冷たいアナタの愛し方
ジェラールとオリビアがくっつけばいいとずっと思っていた。

だが…今は…本当にそう思っているだろうか?


オリビアは、何故今泣いているのだろうか?


誰を想って?

何に怒って?


「…オリビア」


「泣いてないわ。目にゴミが入っただけよ」


シルバーがオリビアを身体に埋めるようにして抱きしめているので表情はわからないが、声は震えているし…絶対泣いている。

こんなに激しくジェラールを否定するとは思っていなかったので、正直言って頭が回転していなかった。


「…ジェラールはオリビアのこともリヴィのことも気にかけているんだよ。どっちにしても君なんだ。ちょっと冷たく感じるかもしれないけど、本当は優しくて何からも守ってくれる強い人だよ」


「……」


返事はなく、ベッドに近付こうとするとシルバーが金色の瞳を光らせて無言で近付くなと訴えかけてくる。

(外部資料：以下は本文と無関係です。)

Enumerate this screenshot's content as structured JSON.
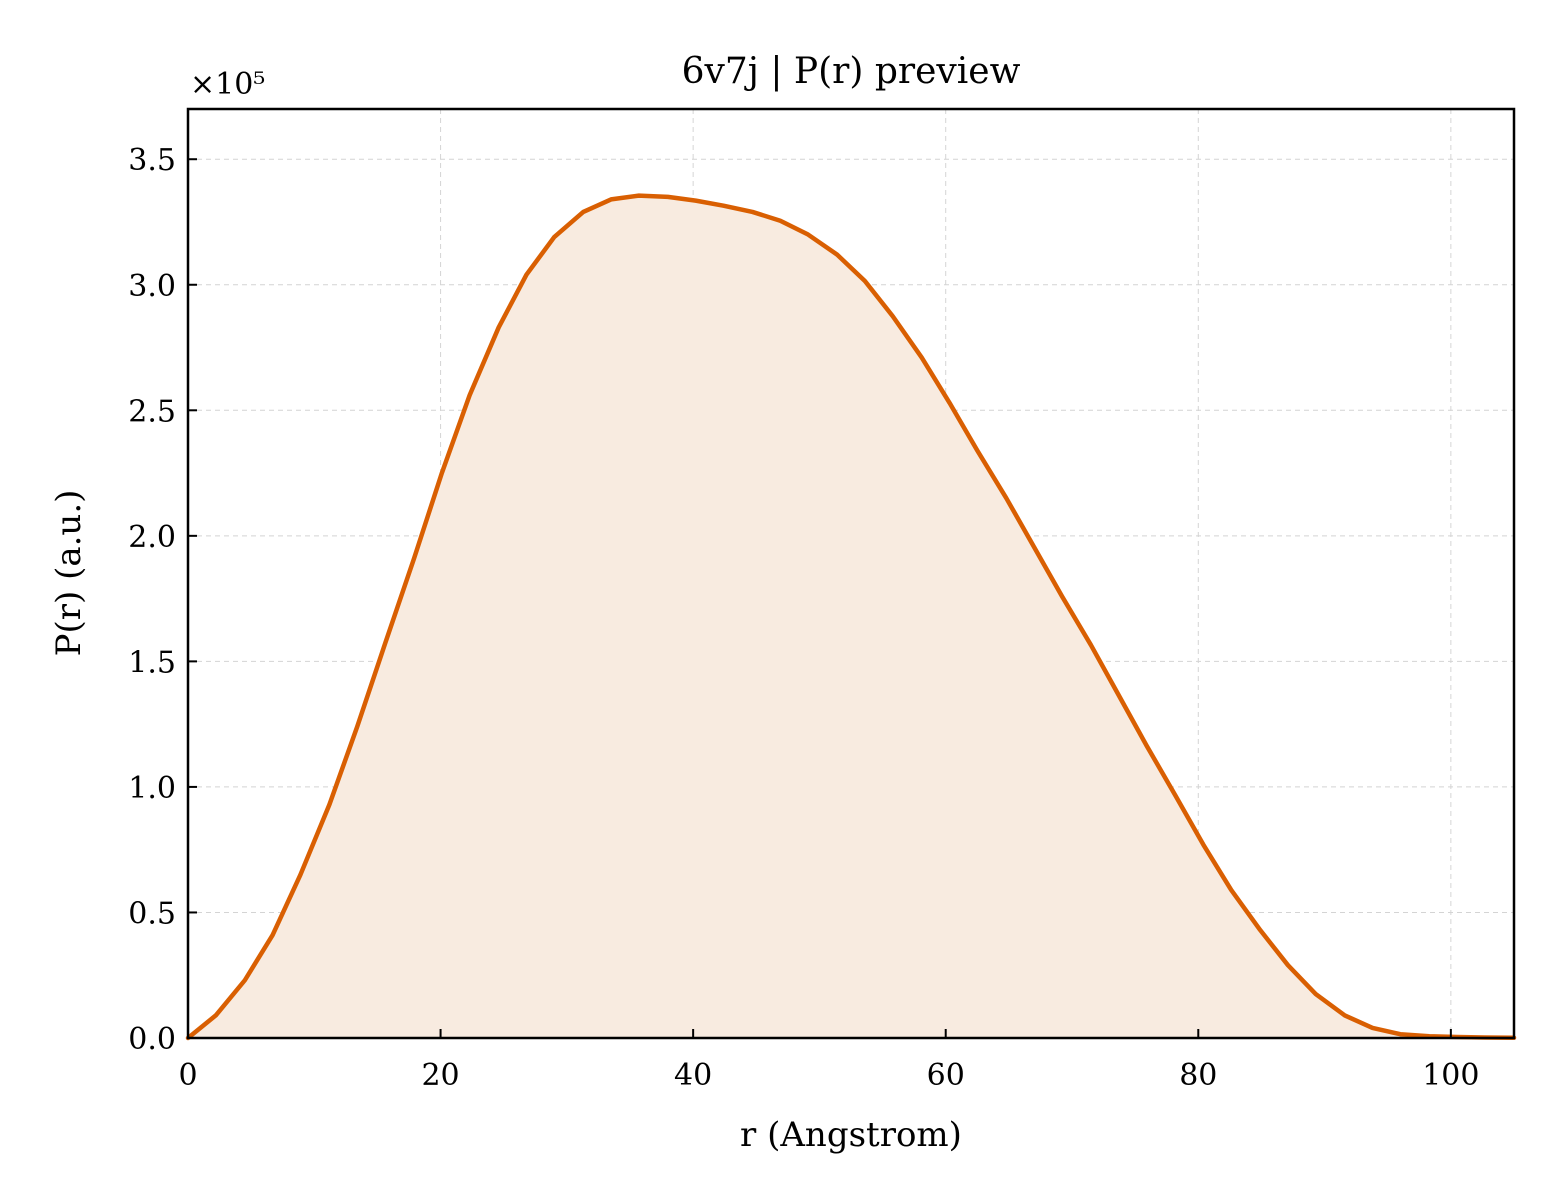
{
  "chart_data": {
    "type": "area",
    "title": "6v7j | P(r) preview",
    "xlabel": "r (Angstrom)",
    "ylabel": "P(r) (a.u.)",
    "y_offset_text": "×10⁵",
    "xlim": [
      0,
      105
    ],
    "ylim": [
      0,
      3.7
    ],
    "x_ticks": [
      0,
      20,
      40,
      60,
      80,
      100
    ],
    "x_tick_labels": [
      "0",
      "20",
      "40",
      "60",
      "80",
      "100"
    ],
    "y_ticks": [
      0,
      0.5,
      1.0,
      1.5,
      2.0,
      2.5,
      3.0,
      3.5
    ],
    "y_tick_labels": [
      "0.0",
      "0.5",
      "1.0",
      "1.5",
      "2.0",
      "2.5",
      "3.0",
      "3.5"
    ],
    "grid": true,
    "line_color": "#d95f02",
    "fill_color": "#f8ebe0",
    "series": [
      {
        "x": [
          0,
          2.2,
          4.5,
          6.7,
          8.9,
          11.2,
          13.4,
          15.6,
          17.9,
          20.1,
          22.3,
          24.6,
          26.8,
          29.0,
          31.3,
          33.5,
          35.7,
          38.0,
          40.2,
          42.4,
          44.7,
          46.9,
          49.1,
          51.4,
          53.6,
          55.8,
          58.1,
          60.3,
          62.5,
          64.8,
          67.0,
          69.2,
          71.5,
          73.7,
          75.9,
          78.2,
          80.4,
          82.6,
          84.9,
          87.1,
          89.3,
          91.6,
          93.8,
          96.0,
          98.3,
          100.5,
          102.7,
          105.0
        ],
        "values": [
          0.0,
          0.09,
          0.23,
          0.41,
          0.65,
          0.93,
          1.24,
          1.57,
          1.91,
          2.25,
          2.56,
          2.83,
          3.04,
          3.19,
          3.29,
          3.34,
          3.355,
          3.35,
          3.335,
          3.315,
          3.29,
          3.255,
          3.2,
          3.12,
          3.015,
          2.875,
          2.71,
          2.53,
          2.34,
          2.15,
          1.955,
          1.76,
          1.565,
          1.365,
          1.165,
          0.965,
          0.77,
          0.59,
          0.43,
          0.29,
          0.175,
          0.09,
          0.04,
          0.015,
          0.007,
          0.004,
          0.002,
          0.001
        ]
      }
    ]
  }
}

しばらく様子を見ていたが、結局オリビアは顔を上げなかったので仕方なく2階へと上がると、ジェラールは傷口を保護していた包帯を取って傷の確認をしていた。


「なんだその顏。あいつにやりこめられたのか?」


「君じゃないんだから一緒にしないでもらえるかな。…まあちょっと怒らせたけど」


「怒らせた?あいつを?ものすごい毒吐かれただろ?令嬢のくせに口が悪いなんてどんな育ち方をしてるんだ」


ぶつぶつ文句を言いつつも、それは関心の対象だから。

ルーサーは力なくソファに身体を放り投げて寝転ぶと、高い天井を見上げて呟いた。


「どうすればいいのかな…」


「は?今何か言ったか?」


「いや、別に」


ジェラールをもやっとさせたルーサーは、落ち着いたオリビアが2階に上がってくるまで引きこもった。